Francis Christian is a poet and a surgeon — the former ever since his adolescence and throughout his adult life; the latter, an aspiration and a goal ever since he entered medical school. After completing his medical and surgical training in India and in England, he did further surgical training in Canada and is now Clinical Professor of Surgery in Saskatoon, a city in Western Canada.
Dr. Christian regards poetry and surgery as the right and left arms of his existence. He is the co-founder and director of the Surgical Humanities Program in the University of Saskatchewan. The program seeks to engage medical students, residents, and surgeons with the humanities in a way that enriches and informs their practice of medicine. He is also the editor of the Journal of The Surgical Humanities.

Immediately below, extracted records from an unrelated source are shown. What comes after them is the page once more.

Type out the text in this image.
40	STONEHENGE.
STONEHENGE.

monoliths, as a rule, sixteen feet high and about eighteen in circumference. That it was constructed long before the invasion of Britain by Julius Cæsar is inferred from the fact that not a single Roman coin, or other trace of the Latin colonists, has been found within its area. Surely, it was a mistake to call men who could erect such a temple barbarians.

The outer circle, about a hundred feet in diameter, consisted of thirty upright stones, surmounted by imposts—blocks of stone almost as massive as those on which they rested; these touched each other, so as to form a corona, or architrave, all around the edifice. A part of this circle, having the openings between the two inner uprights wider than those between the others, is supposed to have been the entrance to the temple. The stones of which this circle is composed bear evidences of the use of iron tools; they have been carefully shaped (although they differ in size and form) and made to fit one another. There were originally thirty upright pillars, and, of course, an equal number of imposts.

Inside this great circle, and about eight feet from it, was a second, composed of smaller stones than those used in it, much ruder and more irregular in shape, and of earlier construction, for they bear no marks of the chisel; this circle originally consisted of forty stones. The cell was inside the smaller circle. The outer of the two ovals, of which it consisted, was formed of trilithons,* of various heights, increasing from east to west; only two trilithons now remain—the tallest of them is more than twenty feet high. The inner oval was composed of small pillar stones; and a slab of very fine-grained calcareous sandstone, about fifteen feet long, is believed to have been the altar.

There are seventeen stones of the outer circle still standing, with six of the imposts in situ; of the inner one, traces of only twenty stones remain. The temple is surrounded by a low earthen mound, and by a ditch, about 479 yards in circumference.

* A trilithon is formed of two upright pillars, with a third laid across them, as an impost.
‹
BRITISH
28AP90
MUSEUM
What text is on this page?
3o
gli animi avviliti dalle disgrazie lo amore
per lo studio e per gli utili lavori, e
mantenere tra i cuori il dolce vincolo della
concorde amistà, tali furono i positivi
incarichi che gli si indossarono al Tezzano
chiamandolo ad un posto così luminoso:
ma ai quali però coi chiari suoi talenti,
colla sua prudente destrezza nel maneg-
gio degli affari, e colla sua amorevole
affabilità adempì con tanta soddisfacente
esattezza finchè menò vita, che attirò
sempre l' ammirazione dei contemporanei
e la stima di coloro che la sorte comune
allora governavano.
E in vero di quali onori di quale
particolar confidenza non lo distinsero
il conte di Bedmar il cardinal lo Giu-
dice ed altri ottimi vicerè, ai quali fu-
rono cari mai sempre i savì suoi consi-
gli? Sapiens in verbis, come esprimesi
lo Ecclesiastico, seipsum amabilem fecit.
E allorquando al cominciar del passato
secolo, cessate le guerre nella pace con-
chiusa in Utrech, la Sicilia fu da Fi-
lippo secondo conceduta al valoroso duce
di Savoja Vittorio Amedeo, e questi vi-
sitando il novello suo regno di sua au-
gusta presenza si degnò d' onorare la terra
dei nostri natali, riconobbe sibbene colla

Francis Christian says of his poetry: “Such consequential and searing experiences as love and beauty in our universe, must have the thread of eternity running through them. A certain deep sensibility, like notes however faintly heard from an Angel’s harp, assures us that this is so. I hope my poems will awaken for the reader this precious sensibility, never far from us and always reminding us of that which we cannot yet clearly see.”